Leak Forum Becomes a Leak Itself: Leak Zone Exposes 22 Million User IP Addresses
Researchers uncovered millions of unsecured records.
Researchers uncovered millions of unsecured records.
Leak Zone, a forum known for distributing hacked databases, stolen credentials, and pirated software, has ironically become the source of a massive data breach. According to researchers from UpGuard, the platform left its Elasticsearch database exposed without a password, putting its users at significant risk.
The exposed database, discovered on July 18, was accessible via a regular web browser and was being updated in real-time. It contained over 22 million records logging user IP addresses and exact login timestamps, with the most recent data dated June 25. Elasticsearch misconfigurations have been responsible for numerous high-profile data leaks in the past.
Although the records weren’t directly linked to usernames or forum profiles, they could still be used to deanonymize users — especially those who didn’t use anonymity tools. Some records indicated whether logins were made via proxy or VPN, allowing attackers to assess each user's level of protection.
Leak Zone has been active since 2020, offering access to a “vast collection of leaks — from databases to hacked accounts,” as stated on the site. It also hosts a marketplace openly advertising illicit services. According to the site, the forum has over 109,000 registered users. This is far from the first time a hacker forum has become the victim of its own carelessness.

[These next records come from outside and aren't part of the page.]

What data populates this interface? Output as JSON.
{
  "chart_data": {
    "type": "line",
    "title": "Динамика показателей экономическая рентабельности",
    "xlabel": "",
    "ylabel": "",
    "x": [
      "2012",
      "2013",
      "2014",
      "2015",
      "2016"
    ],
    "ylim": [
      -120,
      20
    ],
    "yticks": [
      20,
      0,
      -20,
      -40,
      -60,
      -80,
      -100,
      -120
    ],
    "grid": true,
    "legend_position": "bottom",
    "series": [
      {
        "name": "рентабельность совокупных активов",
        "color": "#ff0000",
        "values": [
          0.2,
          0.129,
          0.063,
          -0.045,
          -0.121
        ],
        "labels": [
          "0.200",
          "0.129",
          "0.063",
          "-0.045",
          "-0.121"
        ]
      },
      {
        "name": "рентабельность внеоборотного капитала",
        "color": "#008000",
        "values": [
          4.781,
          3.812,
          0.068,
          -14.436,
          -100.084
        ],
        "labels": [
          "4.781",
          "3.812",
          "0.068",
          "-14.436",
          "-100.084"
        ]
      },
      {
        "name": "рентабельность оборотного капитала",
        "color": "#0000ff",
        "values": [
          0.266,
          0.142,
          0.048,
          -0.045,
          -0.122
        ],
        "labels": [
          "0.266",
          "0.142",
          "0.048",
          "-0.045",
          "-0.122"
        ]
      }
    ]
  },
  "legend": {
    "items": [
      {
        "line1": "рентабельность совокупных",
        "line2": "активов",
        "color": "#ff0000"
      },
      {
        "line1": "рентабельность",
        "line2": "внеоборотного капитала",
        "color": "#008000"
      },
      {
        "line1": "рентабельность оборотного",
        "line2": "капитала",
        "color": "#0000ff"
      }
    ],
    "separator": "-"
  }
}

UpGuard reports that about 95% of the leaked data relates to logins on Leak Zone itself, while the remaining 5% involve accounts tied to AccountBot — a service that sells access to compromised streaming service accounts.
TechCrunch confirmed the authenticity of the leak by registering a test account and verifying the appearance of their login record (including IP address and timestamp) in the exposed database. The reason for the exposure is still unknown, but researchers suspect it was a configuration error or human mistake, rather than a deliberate action.
Attempts to contact the Leak Zone administration were unsuccessful — the forum’s message system rejected all messages. It remains unclear whether the admins are aware of the issue or plan to notify users.
According to UpGuard, the exposed database has since been taken offline.
This incident comes amid increasing pressure from U.S. and European authorities on cybercrime forums. Law enforcement has already shut down RaidForums — once one of the world’s largest platforms for trading stolen data. Just this week, Europol arrested the alleged administrator of the Russian forum XSS.is.